Paula Boyden, veterinary director of Dogs Trust, said: “It’s great to see the sun shining; it feels like summer has finally arrived. But while this weather might be great for us, hot weather can cause problems for our canine friends.
“Most of us know not to walk or exercise dogs in extreme weathers, but even temperatures as mild as 21 degrees can cause problems, especially for those dogs with flat-faces or underlying health conditions.”
“There are so many things we can do to make sure our dogs stay happy and healthy in hot weather, but it is crucial we keep a close eye on them, even if we are playing indoors. That way, hopefully we and our dogs will be able to enjoy a long hot summer.”

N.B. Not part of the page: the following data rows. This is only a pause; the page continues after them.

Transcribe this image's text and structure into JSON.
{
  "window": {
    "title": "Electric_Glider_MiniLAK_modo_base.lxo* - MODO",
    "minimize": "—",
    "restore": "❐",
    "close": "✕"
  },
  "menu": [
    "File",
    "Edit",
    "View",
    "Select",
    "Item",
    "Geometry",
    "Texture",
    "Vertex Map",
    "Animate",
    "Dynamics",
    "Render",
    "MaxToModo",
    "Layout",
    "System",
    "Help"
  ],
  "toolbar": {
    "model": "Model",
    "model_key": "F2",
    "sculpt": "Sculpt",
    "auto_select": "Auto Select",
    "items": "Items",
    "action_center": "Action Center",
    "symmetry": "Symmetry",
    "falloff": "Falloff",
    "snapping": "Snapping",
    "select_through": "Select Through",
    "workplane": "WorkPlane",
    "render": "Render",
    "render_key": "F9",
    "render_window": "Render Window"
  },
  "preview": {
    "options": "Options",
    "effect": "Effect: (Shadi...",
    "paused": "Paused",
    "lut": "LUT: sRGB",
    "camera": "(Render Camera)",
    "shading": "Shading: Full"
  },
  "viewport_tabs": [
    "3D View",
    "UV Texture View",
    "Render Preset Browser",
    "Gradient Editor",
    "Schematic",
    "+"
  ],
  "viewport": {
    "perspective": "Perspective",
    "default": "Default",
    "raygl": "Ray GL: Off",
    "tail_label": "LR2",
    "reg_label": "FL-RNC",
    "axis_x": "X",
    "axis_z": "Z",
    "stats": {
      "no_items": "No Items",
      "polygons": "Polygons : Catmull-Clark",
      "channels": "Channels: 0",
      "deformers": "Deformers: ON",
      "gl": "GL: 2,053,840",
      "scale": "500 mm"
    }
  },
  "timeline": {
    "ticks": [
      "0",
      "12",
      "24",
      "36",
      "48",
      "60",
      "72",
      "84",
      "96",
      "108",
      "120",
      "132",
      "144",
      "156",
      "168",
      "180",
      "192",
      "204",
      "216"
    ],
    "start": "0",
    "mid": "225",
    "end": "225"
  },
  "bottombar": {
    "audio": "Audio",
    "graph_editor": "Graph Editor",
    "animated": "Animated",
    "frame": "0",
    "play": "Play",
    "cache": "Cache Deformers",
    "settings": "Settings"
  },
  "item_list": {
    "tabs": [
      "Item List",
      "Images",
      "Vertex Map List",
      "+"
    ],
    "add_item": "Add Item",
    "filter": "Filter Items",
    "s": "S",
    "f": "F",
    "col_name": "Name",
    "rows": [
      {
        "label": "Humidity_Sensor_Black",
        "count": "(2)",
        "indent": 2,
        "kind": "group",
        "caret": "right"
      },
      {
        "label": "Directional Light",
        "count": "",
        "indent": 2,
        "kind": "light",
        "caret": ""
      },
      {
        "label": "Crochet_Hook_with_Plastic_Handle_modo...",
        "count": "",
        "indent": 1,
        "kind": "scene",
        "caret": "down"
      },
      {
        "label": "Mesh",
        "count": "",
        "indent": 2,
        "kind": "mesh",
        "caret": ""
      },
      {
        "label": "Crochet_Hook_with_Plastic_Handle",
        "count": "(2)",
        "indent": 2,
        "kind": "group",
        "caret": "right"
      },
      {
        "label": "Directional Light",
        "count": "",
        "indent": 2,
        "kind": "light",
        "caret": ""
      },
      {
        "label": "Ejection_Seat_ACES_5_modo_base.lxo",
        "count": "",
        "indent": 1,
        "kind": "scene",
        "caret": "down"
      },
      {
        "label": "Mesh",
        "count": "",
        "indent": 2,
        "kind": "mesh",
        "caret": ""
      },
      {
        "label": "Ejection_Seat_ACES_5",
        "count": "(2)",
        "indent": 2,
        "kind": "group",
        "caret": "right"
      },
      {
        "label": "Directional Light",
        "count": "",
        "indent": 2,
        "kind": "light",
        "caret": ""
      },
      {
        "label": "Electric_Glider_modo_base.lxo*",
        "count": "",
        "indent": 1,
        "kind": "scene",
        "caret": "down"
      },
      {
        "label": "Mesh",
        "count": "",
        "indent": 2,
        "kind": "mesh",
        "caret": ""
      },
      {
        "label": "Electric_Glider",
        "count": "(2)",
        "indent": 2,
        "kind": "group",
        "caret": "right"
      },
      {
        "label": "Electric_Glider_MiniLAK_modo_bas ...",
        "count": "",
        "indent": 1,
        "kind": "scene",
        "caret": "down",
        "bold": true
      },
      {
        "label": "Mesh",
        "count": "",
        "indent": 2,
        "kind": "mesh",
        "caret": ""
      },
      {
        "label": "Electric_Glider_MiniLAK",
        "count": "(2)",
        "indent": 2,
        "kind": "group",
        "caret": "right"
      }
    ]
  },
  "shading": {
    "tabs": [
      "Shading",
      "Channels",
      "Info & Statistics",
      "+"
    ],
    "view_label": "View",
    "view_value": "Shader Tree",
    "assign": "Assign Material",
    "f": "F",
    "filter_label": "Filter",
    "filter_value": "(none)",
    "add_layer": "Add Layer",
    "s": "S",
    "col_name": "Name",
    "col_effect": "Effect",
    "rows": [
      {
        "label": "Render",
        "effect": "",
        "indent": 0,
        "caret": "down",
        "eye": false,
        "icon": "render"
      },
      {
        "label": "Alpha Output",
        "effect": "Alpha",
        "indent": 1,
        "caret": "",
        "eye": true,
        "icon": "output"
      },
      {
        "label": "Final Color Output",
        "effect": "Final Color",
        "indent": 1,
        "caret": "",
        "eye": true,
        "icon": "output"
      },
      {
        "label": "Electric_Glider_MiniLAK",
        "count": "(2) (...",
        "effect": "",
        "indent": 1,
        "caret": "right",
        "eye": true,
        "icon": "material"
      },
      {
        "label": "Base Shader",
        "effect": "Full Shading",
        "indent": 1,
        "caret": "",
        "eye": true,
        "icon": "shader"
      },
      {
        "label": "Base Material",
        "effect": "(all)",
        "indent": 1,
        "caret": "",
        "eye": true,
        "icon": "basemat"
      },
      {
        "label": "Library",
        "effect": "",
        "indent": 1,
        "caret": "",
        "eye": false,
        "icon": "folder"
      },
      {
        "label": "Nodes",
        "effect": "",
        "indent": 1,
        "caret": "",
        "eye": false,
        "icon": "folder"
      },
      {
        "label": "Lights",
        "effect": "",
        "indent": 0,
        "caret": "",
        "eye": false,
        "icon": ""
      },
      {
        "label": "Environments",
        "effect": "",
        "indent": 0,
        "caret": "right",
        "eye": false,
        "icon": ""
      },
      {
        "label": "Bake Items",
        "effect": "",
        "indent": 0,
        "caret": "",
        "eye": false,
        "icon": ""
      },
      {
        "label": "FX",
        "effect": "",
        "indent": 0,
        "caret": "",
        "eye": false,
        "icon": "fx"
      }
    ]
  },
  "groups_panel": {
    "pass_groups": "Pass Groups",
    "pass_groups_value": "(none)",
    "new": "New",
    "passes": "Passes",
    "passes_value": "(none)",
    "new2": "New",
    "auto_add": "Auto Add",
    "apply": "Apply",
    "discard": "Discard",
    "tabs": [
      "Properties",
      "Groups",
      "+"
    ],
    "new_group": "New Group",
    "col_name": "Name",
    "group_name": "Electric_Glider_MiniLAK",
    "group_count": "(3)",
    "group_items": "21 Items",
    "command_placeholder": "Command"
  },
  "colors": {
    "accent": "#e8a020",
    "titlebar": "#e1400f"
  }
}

Dogs Trust has issued the following advice:
Avoid walking or doing activities either indoors or outdoors with your dog at the hottest times of the day
Always take plenty of water with you
Tarmac can get very hot in the sun – check it with your hand before letting your dog walk on it so they don’t burn their paws.
If you cannot avoid taking your dog out in the car on a hot day, even if travelling a short distance, avoid travelling during the hottest times of the day.
Never leave your dog in a vehicle on a warm day. Not even with the window open.
Use a cooling mat or wrap an ice pack or frozen water bottle in a tea towel for your pet to lie on if they wish.
Use cold treats from the fridge for added moisture or make an ice lolly from pet-friendly ingredients.
Don’t let your pet get sunburnt - use pet-safe sun cream.